Percebe-se, assim, verdadeira modalidade de autotutela do exercício do direito de crédito, que menoscaba o Poder Judiciário e escapa à blindagem de que trata a parte final do parágrafo terceiro do art. 49, que não admite sejam extirpados da Recuperanda bens de produção alienados fiduciariamente enquanto perdurar o stay period.

A propriedade fiduciária visa atrair para o proprietário fiduciário a possibilidade de satisfazer seus direitos com bens que transitoriamente passam a integrar seu patrimônio. Por outro lado, tendo os bens e direitos dados em garantia fiduciária deixado o patrimônio do devedor para servir à garantia de determinado credor, os demais credores ficam esvaziados de bens do devedor que se prestariam à satisfação do seu crédito. “Pelo inadimplemento das obrigações respondem todos os bens do devedor”, dita o art. 391, CC, assim como o art. 591 do CPC/73 completa que o “devedor responde, para o cumprimento de suas obrigações, com todos os seus bens presentes e futuros, salvo as restrições estabelecidas em lei”.

Assim, a constituição da propriedade fiduciária interessa não só aos credores que dela se aproveitam como aqueles que dela se desservem. Não à toa, a constituição da garantia fiduciária pressupõe sua publicização.

Sendo assim, é requisito essencial à regularidade da constituição da garantia Real em fidúcia seu devido registro junto ao Cartório de Registro de Títulos e Documentos do domicílio do devedor, obrigação está prevista no art. 42 da lei 10.931/04, que regula a Cédula de Crédito Bancário, bem como no §1º do art. 1.361 do Código Civil.

Ayoub e Cavalli5 asseveram que a “propriedade fiduciária é constituída com o registro do contrato nos termos do art. 1.361, 1º, CC. Logo, se o contrato não for registrado, não há constituição de propriedade fiduciária e, portanto, o crédito sujeita-se à recuperação judicial”.

As Câmaras Reservadas de Direito Empresarial do Estado de São Paulo já sedimentaram sua posição sobre o assunto, conforme se verifica da súmula 60 do TJ/SP:

“Súmula 60: A propriedade fiduciária constitui-se com o registro do instrumento no registro de títulos e documentos do domicílio do devedor”.

Não é diferente a posição de nosso TJRJ, se observarmos, exemplificadamente, os julgados nos recursos 0016946-57.2014.8.19.0000 (Des.
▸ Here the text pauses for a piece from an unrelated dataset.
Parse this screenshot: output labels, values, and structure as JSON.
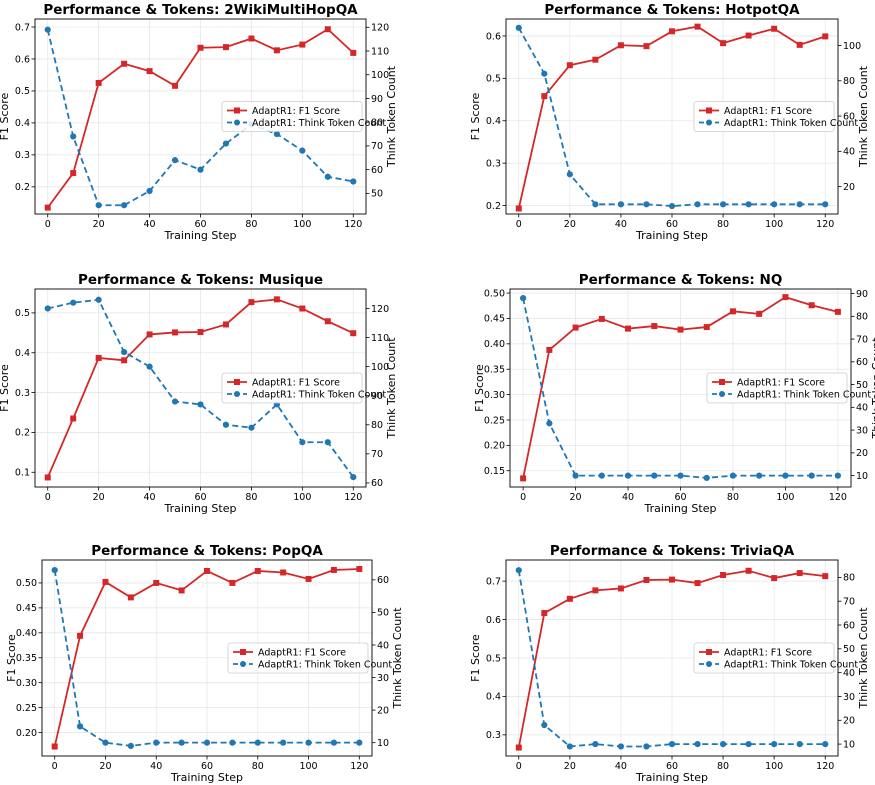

Marília de Castro Neves – Julgamento: 4/6/14 - 20ª Câmara Cível) e 0047523-23.2011.8.19.0000 (Des. Nagib Slaibi – Julgamento: 30/11/11 – 6ª Câmara Cível)

Como dito acima, a constituição da garantia em fidúcia não interessa apenas às partes, mas também a toda a gama de credores (e futuros credores) do devedor, que confiam em seu patrimônio disponível para gerenciar sua vontade de contratar. Se o contrato não especifica as garantias prestadas, se não as identifica, estas – as garantias – não são consideradas efetivamente constituídas, ainda que com o registro dos contratos em cartório competente.

Nesse sentido, o inciso IV do art. 1.632 do Código Civil é reto ao dizer que “o contrato, que serve de título à propriedade fiduciária, conterá: IV - a descrição da coisa objeto da transferência, com os elementos indispensáveis à sua identificação”.

A necessidade de descrição dos bens objeto de cessão fiduciária é requisito de constituição da garantia já reconhecido pela jurisprudência, como se observa do acórdão proferido no Agravo de Instrumento 0217695-66.2012.8.26.0000 da 2ª câmara Reservada de Direito Empresarial (relator Des. Araldo Telles – Data do julgamento: 19/8/13).

Como mencionado alhures, o legislador excluiu dos efeitos da Recuperação determinadas relações de crédito, estabelecendo, inclusive, que as ações a elas relativas não ficam suspensas pelo deferimento do processamento da Recuperação Judicial.

Entretanto, durante stay period (prazo legal de 180 dias) não poderá haver a retomada de bens essenciais a produção da recuperanda. Assim, se de um lado o legislador afastou da Recuperação Judicial a alienação fiduciária de caminhões, por exemplo, não se suspendendo eventual ação de busca e apreensão em curso, de outro, não poderá ser cumprido qualquer mandado de busca e apreensão do bem, se essencial a produção. O mesmo pode ser dito em caso de reintegração de posse de bem objeto de arrendamento mercantil.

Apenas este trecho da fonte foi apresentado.